Guillet de Monthoux enfatizou que um dos maiores desafios na proteção infantil hoje é a influência da tecnologia.
“A tecnologia é parte do problema, mas também deve ser parte da solução”, disse ela, dizendo que, embora o ambiente digital tenha facilitado o acesso às crianças para fins de exploração, também dá oportunidades para melhorar sua proteção se usado com responsabilidade.
Guillet de Monthoux disse que a fundação da qual ela é secretária mantém um “diálogo constante com empresas como Google e Alphabet, que começaram a formar equipes de ética para analisar os riscos da IA e projetar estratégias para mitigar seus efeitos negativos sobre os menores”.
Nova violência baseada em tecnologia
Em sua fala, a especialista enfatizou que a proteção à criança deve abordar duas frentes simultaneamente.

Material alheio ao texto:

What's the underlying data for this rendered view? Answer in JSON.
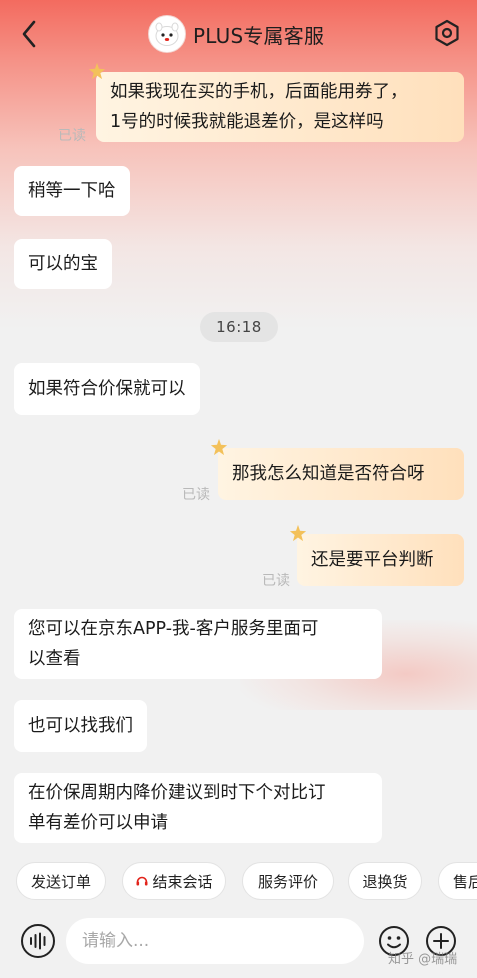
{
  "header": {
    "title": "PLUS专属客服",
    "back_icon": "back-chevron-icon",
    "settings_icon": "hexagon-settings-icon",
    "avatar_icon": "mascot-avatar-icon"
  },
  "messages": [
    {
      "side": "right",
      "lines": [
        "如果我现在买的手机，后面能用券了，",
        "1号的时候我就能退差价，是这样吗"
      ],
      "read": "已读"
    },
    {
      "side": "left",
      "lines": [
        "稍等一下哈"
      ]
    },
    {
      "side": "left",
      "lines": [
        "可以的宝"
      ]
    },
    {
      "side": "time",
      "text": "16:18"
    },
    {
      "side": "left",
      "lines": [
        "如果符合价保就可以"
      ]
    },
    {
      "side": "right",
      "lines": [
        "那我怎么知道是否符合呀"
      ],
      "read": "已读"
    },
    {
      "side": "right",
      "lines": [
        "还是要平台判断"
      ],
      "read": "已读"
    },
    {
      "side": "left",
      "lines": [
        "您可以在京东APP-我-客户服务里面可",
        "以查看"
      ]
    },
    {
      "side": "left",
      "lines": [
        "也可以找我们"
      ]
    },
    {
      "side": "left",
      "lines": [
        "在价保周期内降价建议到时下个对比订",
        "单有差价可以申请"
      ]
    }
  ],
  "quick_actions": [
    "发送订单",
    "结束会话",
    "服务评价",
    "退换货",
    "售后"
  ],
  "input": {
    "placeholder": "请输入...",
    "value": ""
  },
  "watermark": "知乎 @瑞瑞",
  "colors": {
    "accent": "#e2231a",
    "header_gradient_top": "#f36b5f",
    "bubble_right": "#ffe7c9",
    "bubble_left": "#ffffff",
    "background": "#f1f1f1"
  }
}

Por um lado, ela disse que “a exploração infantil do passado permanece sem solução” e que muitas vítimas “continuam sem receber justiça”. Ela também enfatizou que os abusadores, apesar das restrições, continuam a encontrar “maneiras de explorar menores no mundo físico”.
Ela disse também que surgiu uma nova forma de violência baseada em inteligência artificial e tecnologia digital.
As crianças, que passam cada vez mais tempo em ambientes virtuais, estão expostas a “novas ameaças, como cyberbullying, manipulação de dados pessoais, abuso online e sexting”, concluiu Guillet de Monthoux.